Why is "$A$ unless $B$" equivalent to $A \lor B$? $A$ unless $B$ surely means, 'given that $B$ does not happen, $A$ will happen'.
So if $B$ happens, $A$ does not happen.
Yet I've read, by those officially accredited, that $A$ unless $B$ = $A$ or $B$. However, if $B$ happens, and $A$ still happens despite the fact, that this is apparently true.
Surely, the sheffer stroke is appropriate here? So that: $A$|$B$.
If $B$ occurs, $A$ does not, thus, $A$ unless $B$. If $B$ does not occur, $A$ does.
 A: The meaning of "unless" in English is a bit ambiguous.  "You won't pass the exam unless you study".  Does that imply that if you study you are guaranteed to pass the exam?  I would say no.
A: Your first line was correct. $A$ unless $B$ means 'given that $B$ does not happen, $A$ will happen. Thus, $A$ unless $B$ means $\neg B\implies A$. But, we can put this implication into its disjunctive to get $\neg(\neg B)\vee A$, which, in turn, is equivalent to $B\vee A$. 
Your mistake comes in your second line when you claim that $\neg B\implies A$ is equivalent to $B\implies \neg A$. This is not true. The general contrapositive rule you might be confusing your assumption with is this: $P\implies Q\equiv \neg Q\implies \neg P$.

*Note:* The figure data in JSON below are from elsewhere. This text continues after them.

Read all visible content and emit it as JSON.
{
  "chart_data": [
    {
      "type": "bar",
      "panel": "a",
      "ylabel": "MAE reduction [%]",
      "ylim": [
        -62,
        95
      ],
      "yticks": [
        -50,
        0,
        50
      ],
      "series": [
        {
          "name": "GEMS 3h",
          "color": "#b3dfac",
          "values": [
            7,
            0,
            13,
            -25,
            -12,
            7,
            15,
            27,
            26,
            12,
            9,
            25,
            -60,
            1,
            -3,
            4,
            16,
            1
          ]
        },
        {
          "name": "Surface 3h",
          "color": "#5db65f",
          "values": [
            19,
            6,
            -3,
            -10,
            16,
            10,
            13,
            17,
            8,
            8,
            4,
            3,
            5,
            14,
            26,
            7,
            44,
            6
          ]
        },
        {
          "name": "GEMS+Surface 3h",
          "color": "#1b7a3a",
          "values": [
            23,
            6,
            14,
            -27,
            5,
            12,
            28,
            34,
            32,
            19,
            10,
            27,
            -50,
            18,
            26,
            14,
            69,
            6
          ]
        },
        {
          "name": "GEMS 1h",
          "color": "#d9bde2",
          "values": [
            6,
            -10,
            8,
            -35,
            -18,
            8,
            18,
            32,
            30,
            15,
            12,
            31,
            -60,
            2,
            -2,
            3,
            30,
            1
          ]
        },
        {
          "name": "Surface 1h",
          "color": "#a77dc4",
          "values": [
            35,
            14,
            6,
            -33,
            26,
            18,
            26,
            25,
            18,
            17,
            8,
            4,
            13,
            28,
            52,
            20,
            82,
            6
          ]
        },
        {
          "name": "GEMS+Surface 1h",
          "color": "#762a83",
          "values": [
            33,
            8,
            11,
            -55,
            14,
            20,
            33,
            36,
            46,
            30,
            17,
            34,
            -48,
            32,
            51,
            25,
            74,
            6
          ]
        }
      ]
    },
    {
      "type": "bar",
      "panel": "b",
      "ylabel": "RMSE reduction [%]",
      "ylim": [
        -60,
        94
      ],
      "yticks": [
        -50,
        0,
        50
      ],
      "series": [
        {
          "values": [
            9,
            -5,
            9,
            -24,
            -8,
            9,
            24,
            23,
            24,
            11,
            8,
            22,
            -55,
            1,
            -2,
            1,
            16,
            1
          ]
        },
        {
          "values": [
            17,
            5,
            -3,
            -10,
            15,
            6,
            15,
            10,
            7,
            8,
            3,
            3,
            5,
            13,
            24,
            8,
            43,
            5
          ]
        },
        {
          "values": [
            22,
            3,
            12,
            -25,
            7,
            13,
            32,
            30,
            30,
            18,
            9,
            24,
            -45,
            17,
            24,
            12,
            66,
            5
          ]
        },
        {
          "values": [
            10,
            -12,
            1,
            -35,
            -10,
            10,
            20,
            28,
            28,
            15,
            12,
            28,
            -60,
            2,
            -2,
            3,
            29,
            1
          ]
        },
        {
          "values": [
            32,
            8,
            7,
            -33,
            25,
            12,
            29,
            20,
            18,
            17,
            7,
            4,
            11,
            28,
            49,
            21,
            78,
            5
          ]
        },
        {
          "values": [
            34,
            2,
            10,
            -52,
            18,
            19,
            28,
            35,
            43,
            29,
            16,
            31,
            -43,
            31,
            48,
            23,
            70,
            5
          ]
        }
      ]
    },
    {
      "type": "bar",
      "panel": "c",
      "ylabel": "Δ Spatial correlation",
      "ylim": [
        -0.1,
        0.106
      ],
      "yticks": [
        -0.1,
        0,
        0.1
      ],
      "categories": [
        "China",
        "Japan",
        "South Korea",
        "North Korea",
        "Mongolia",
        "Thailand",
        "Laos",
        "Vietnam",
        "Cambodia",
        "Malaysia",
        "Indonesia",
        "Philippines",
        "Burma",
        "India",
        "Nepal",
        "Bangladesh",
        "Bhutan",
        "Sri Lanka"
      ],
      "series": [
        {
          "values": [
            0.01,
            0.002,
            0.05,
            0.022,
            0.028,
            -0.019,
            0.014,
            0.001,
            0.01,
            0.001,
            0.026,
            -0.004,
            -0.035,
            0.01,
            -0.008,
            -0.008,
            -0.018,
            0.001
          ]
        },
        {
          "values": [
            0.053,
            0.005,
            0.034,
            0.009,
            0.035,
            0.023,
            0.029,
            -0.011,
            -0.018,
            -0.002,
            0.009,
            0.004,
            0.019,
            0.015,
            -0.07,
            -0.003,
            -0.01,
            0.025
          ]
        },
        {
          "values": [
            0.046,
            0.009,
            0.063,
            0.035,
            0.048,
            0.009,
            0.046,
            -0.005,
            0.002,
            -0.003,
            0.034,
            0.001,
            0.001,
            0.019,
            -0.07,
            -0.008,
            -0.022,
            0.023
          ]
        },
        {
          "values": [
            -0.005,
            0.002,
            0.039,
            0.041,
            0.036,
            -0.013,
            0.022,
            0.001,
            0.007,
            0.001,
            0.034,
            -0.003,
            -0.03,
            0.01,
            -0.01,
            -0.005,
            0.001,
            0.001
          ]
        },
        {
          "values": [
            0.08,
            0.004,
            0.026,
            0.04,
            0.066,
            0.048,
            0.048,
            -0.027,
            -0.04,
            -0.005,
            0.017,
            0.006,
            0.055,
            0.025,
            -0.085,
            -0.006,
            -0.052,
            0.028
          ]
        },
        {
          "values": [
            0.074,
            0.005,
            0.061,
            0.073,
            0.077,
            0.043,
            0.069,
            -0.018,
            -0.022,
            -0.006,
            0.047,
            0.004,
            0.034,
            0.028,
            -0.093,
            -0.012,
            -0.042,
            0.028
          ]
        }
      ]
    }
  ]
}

A: "$A$ unless $B$" is read by logicians as "$A$ is guaranteed to be true, unless $B$ is true," which is not a claim that $A$ is false when $B$ is true ~ just that $B$ is true when $A$ is false.   In other words "If not $B$, then $A$", or "If not $A$, then $B$".
$$\neg B\to A
\\ B\leftarrow \neg A \\ A\vee B$$
You are reading it as an exclusive: "$A$ is true except in cases where $B$ is true." $$A\leftrightarrow\neg B \\ A\oplus B$$
Now many uses of "unless" in native English sentences do have the added context that $B$ being true will cause $A$ to be not true.   However, not all uses do so.
So, although, we might be able to infer more from the context of the statement, when told that "it will be $A$ unless it is $B$", we will always at least know that it means "if it is not $A$ then it is $B$". 
And if told that "if it is not $A$ then it is $B$" then we can infer that "it will be $A$ unless it is $B$".
Thus we hold the statements to be equivalent.
A: "A unless B" is an inclusion/exclusion type statement.  You start with all possible truths.  Exclude those inconsistent with $A$.  Then add those consistent with $B$.
Start, all possible truths: $$\{A \land B,~ A\land \lnot B,~ \lnot A \land B,~ \lnot A \land \lnot B\}$$
Truths inconsistent with $A$:  $$\{\lnot A \land B,~ \lnot A \land \lnot B\}$$
Truths consistent with $B$: $$\{A \land B,~ \lnot A \land B\}$$
All possible truths excluding those inconsistent with $A$:
$$\{A \land B,~ A\land \lnot B,~ \lnot A \land B,~ \lnot A \land \lnot B\} - \{\lnot A \land B,~ \lnot A \land \lnot B\} = \{A \land B,~ A \land \lnot B\}$$
Add back all truths consistent with $B$:
$$\{A \land B,~ A \land \lnot B\} \cup  \{A \land B,~ \lnot A \land B\} = \{A \land B,~ A\land \lnot B,~ \lnot A \land B\}$$
Which is exactly the truths consistent with $A \lor B$.

In casual English, when you say "X unless Y", it doesn't strictly speaking mean that X fails when Y holds.  However, some people will infer that anyway because "why else would you say it that way".  It is not correct, but it is not uncommon either, so use the word "unless" at your own risk.
It is like saying, "you can't have desert if you don't eat your vegetables".  It was never actually said that you could have desert if you do eat your vegetables.  But most people will infer that, and be very upset when you correctly inform them that you never promised them desert.  Unless they study math.